The thing about younger investors in a strong bull market like what we have had for the past 12 years, is that most of the time that is the only experience they have in the markets. The majority of these younger investors or generally those who invest in high P/E, high P/S type stocks get discouraged when they lose a lot of money from what they saw as an unexpected bear market. How many investors, retail traders, or even money managers are still playing the markets in 2022 after having huge drawdowns during the bursting of the dotcom bubble? Not many we can tell you that. Young, aggressive, growth stock investors of often believe that buying the dip always works, and that growth stocks will forever be in a magical bull market. Once they see large losses in their accounts as declines in spending, rising interest rates, or sector rotation begins, the majority become fed up with the markets and give up altogether as they become resentful and think the market is rigged or out to get them. Bitcoin doesn’t act as an inflation hedge in recessionary times because all the youthful exuberance is sucked out of the economy. In a recession, the only people left to play the inflationary trade are the veterans that have been through several business cycles in the past – these are the types of investors that buy gold over bitcoin.

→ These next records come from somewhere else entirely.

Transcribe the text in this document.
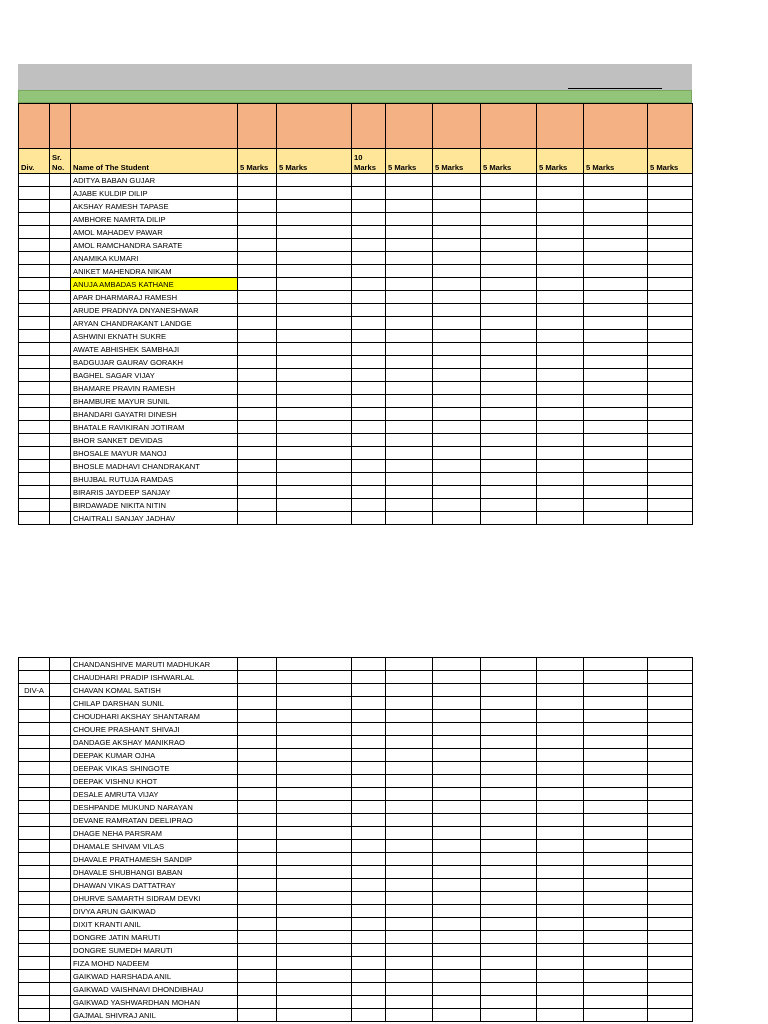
Div.	Sr. No.	Name of The Student	5 Marks	5 Marks	10 Marks	5 Marks	5 Marks	5 Marks	5 Marks	5 Marks	5 Marks
		ADITYA BABAN GUJAR									
		AJABE KULDIP DILIP									
		AKSHAY RAMESH TAPASE									
		AMBHORE NAMRTA DILIP									
		AMOL MAHADEV PAWAR									
		AMOL RAMCHANDRA SARATE									
		ANAMIKA KUMARI									
		ANIKET MAHENDRA NIKAM									
		ANUJA AMBADAS KATHANE									
		APAR DHARMARAJ RAMESH									
		ARUDE PRADNYA DNYANESHWAR									
		ARYAN CHANDRAKANT LANDGE									
		ASHWINI EKNATH SUKRE									
		AWATE ABHISHEK SAMBHAJI									
		BADGUJAR GAURAV GORAKH									
		BAGHEL SAGAR VIJAY									
		BHAMARE PRAVIN RAMESH									
		BHAMBURE MAYUR SUNIL									
		BHANDARI GAYATRI DINESH									
		BHATALE RAVIKIRAN JOTIRAM									
		BHOR SANKET DEVIDAS									
		BHOSALE MAYUR MANOJ									
		BHOSLE MADHAVI CHANDRAKANT									
		BHUJBAL RUTUJA RAMDAS									
		BIRARIS JAYDEEP SANJAY									
		BIRDAWADE NIKITA NITIN									
		CHAITRALI SANJAY JADHAV									
		CHANDANSHIVE MARUTI MADHUKAR									
		CHAUDHARI PRADIP ISHWARLAL									
DIV-A		CHAVAN KOMAL SATISH									
		CHILAP DARSHAN SUNIL									
		CHOUDHARI AKSHAY SHANTARAM									
		CHOURE PRASHANT SHIVAJI									
		DANDAGE AKSHAY MANIKRAO									
		DEEPAK KUMAR OJHA									
		DEEPAK VIKAS SHINGOTE									
		DEEPAK VISHNU KHOT									
		DESALE AMRUTA VIJAY									
		DESHPANDE MUKUND NARAYAN									
		DEVANE RAMRATAN DEELIPRAO									
		DHAGE NEHA PARSRAM									
		DHAMALE SHIVAM VILAS									
		DHAVALE PRATHAMESH SANDIP									
		DHAVALE SHUBHANGI BABAN									
		DHAWAN VIKAS DATTATRAY									
		DHURVE SAMARTH SIDRAM DEVKI									
		DIVYA ARUN GAIKWAD									
		DIXIT KRANTI ANIL									
		DONGRE JATIN MARUTI									
		DONGRE SUMEDH MARUTI									
		FIZA MOHD NADEEM									
		GAIKWAD HARSHADA ANIL									
		GAIKWAD VAISHNAVI DHONDIBHAU									
		GAIKWAD YASHWARDHAN MOHAN									
		GAJMAL SHIVRAJ ANIL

In bitcoin’s current state it flourishes in situations where there are fears of high inflation combined with a lot of money sloshing around in financial markets. As bitcoin is often viewed as a risk-on asset by investors due to its young nature, buyers come in and push up the price. Contrarily, gold is viewed as a risk-off trade, or in general as a protection against the decline of other asset classes. In our view, bitcoin is procyclical and gold is countercyclical, it’s as simple as that. This may change in the coming decades if bitcoin matures and cements its place as a true financial asset, but until then this is how we will approach the inflation hedging argument.